Are you UK? I have something in my office - I think it's 750 Ti ish - that I don't use. Happy to help if gaming is a big hobby and your kit is that dire.
A traitor to the Crown! The card I have going spare is only a 560 Ti anyhow, so it wouldn't have been revolutionary. It barely runs vanilla Skyrim.
I'm in the USA but the only thing I have up for grabs at the moment is my 1000 year old 4890 Could be worse in 2017 I bought a 1050 for 175$ and I just recently snagged a almost unused one for 90 (sigh)
Booooo..... I think my £503 rtx 2080 Ti is dying. Luckily according to their serial number checker, it's still in EVGA 3 yr warranty.

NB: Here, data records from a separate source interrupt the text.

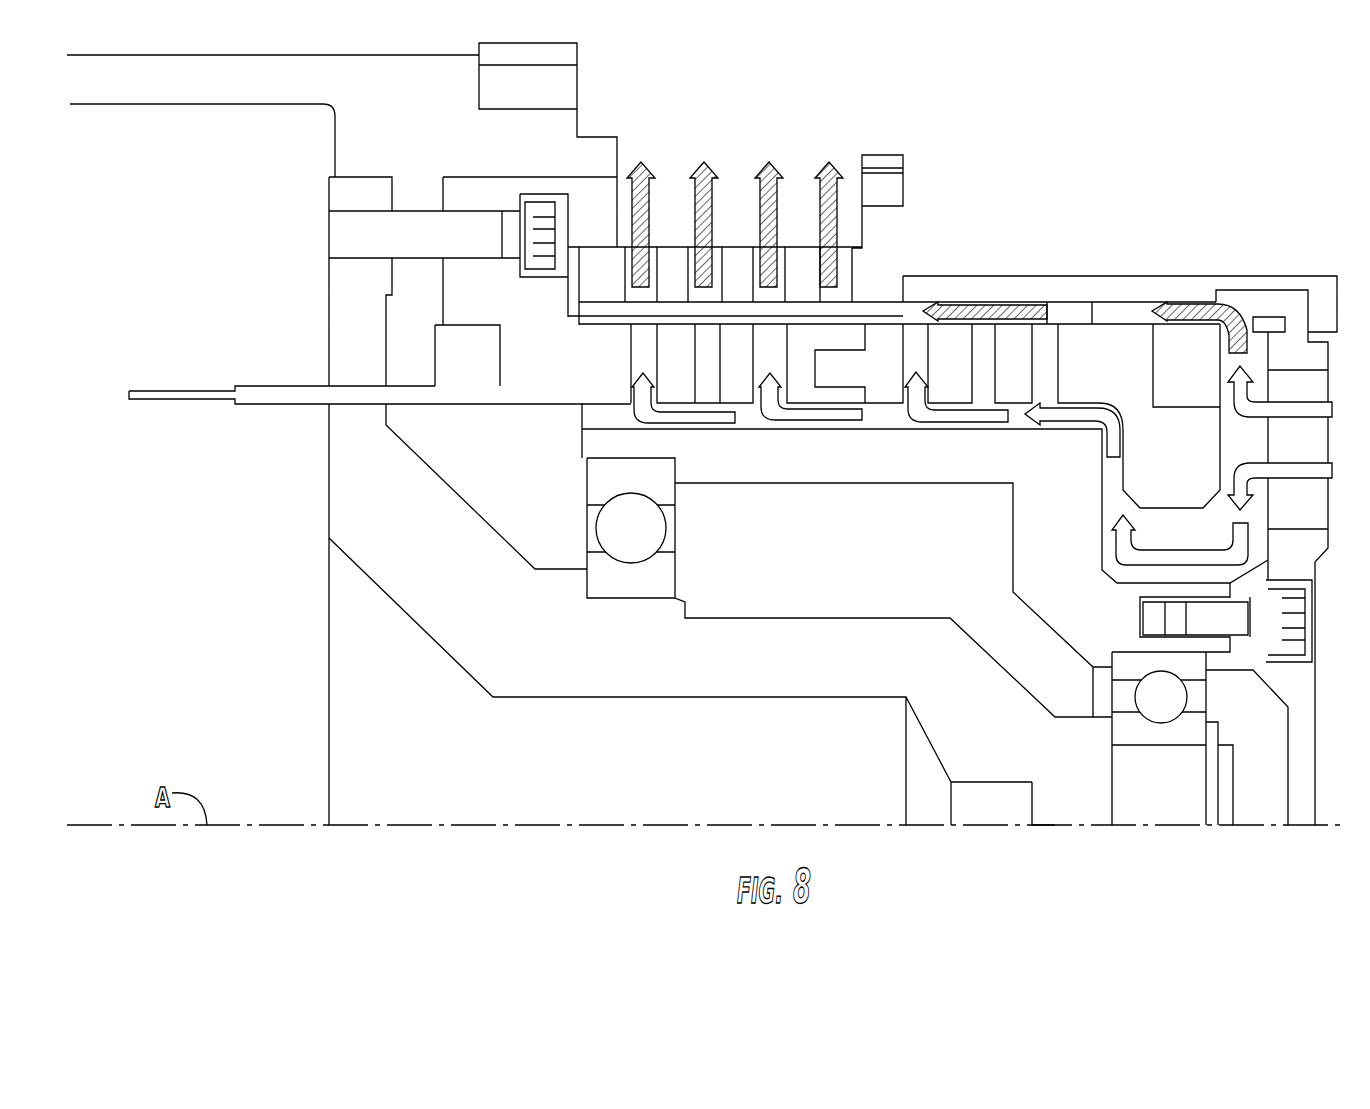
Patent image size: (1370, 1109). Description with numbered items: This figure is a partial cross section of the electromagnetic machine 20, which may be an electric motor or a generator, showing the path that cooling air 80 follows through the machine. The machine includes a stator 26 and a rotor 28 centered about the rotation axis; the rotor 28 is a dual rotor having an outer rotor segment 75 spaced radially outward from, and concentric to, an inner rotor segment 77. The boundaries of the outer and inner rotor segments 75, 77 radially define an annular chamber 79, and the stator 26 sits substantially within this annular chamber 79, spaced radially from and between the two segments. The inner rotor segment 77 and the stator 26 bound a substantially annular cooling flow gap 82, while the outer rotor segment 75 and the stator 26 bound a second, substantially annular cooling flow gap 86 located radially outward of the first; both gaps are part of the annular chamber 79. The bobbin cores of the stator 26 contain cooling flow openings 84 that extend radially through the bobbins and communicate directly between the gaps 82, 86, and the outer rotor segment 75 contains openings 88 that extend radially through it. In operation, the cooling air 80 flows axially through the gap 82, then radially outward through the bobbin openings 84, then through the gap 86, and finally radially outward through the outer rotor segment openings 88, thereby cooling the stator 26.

The electromagnetic machine 20 is at (717, 434).
The stator 26 is at (897, 323).
The rotor 28 is at (1098, 276).
The outer rotor segment 75 is at (798, 187).
The inner rotor segment 77 is at (887, 485).
The annular chamber 79 is at (883, 420).
The cooling air 80 is at (650, 198).
The cooling flow gap 82 is at (744, 418).
The cooling flow opening 84 is at (932, 352).
The cooling flow gap 86 is at (875, 311).
The openings 88 is at (757, 214).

So I've Emailed them (their webform isn't working for me) request for "advanced RMA" (meaning they take money from me and ship replacement to me first, then refund me on completion). I was experimenting with memory overclock a couple days ago, noticed online people were getting +800 MHz whereas I can only get +400 MHz. No biggie, I lost the silicon raffle. Returned to run at stock or reduced power limits all the time. But then last night HL Alyx crashes the moment a level finishes loading. So today I investigated by running artifact scanning tools and found loads of artifacts. At -400 MHz (underclock) on the memory, no artifact and benchmarks run smoothly. At -200 MHz, the MSI artifact scanner would pick up loads of artifact. At factory stock, it would crash. Quick search seems to reveal early Micron variants are prone to failure. Downside of buying older second hand. edit: Now games still crashes and artifacts with -500 MHz downclock, this is the limit on Afterbuner slider edit2: EVGA advance RMA is not available to second hand buyers, only standard RMA
Managed to get a 3080FE ordered from Scan last night... and woke up to a cancellation email effectively accusing me of being a scalper Customer Service don’t know why the order was cancelled, and can’t see any reason it should have been, and can’t do anything about it. But did tell me it probably means I won’t be able to order one in the future as I’ll have a record of having ordered one already A really good way to ‘get cards in the hands of gamers’. Oh well.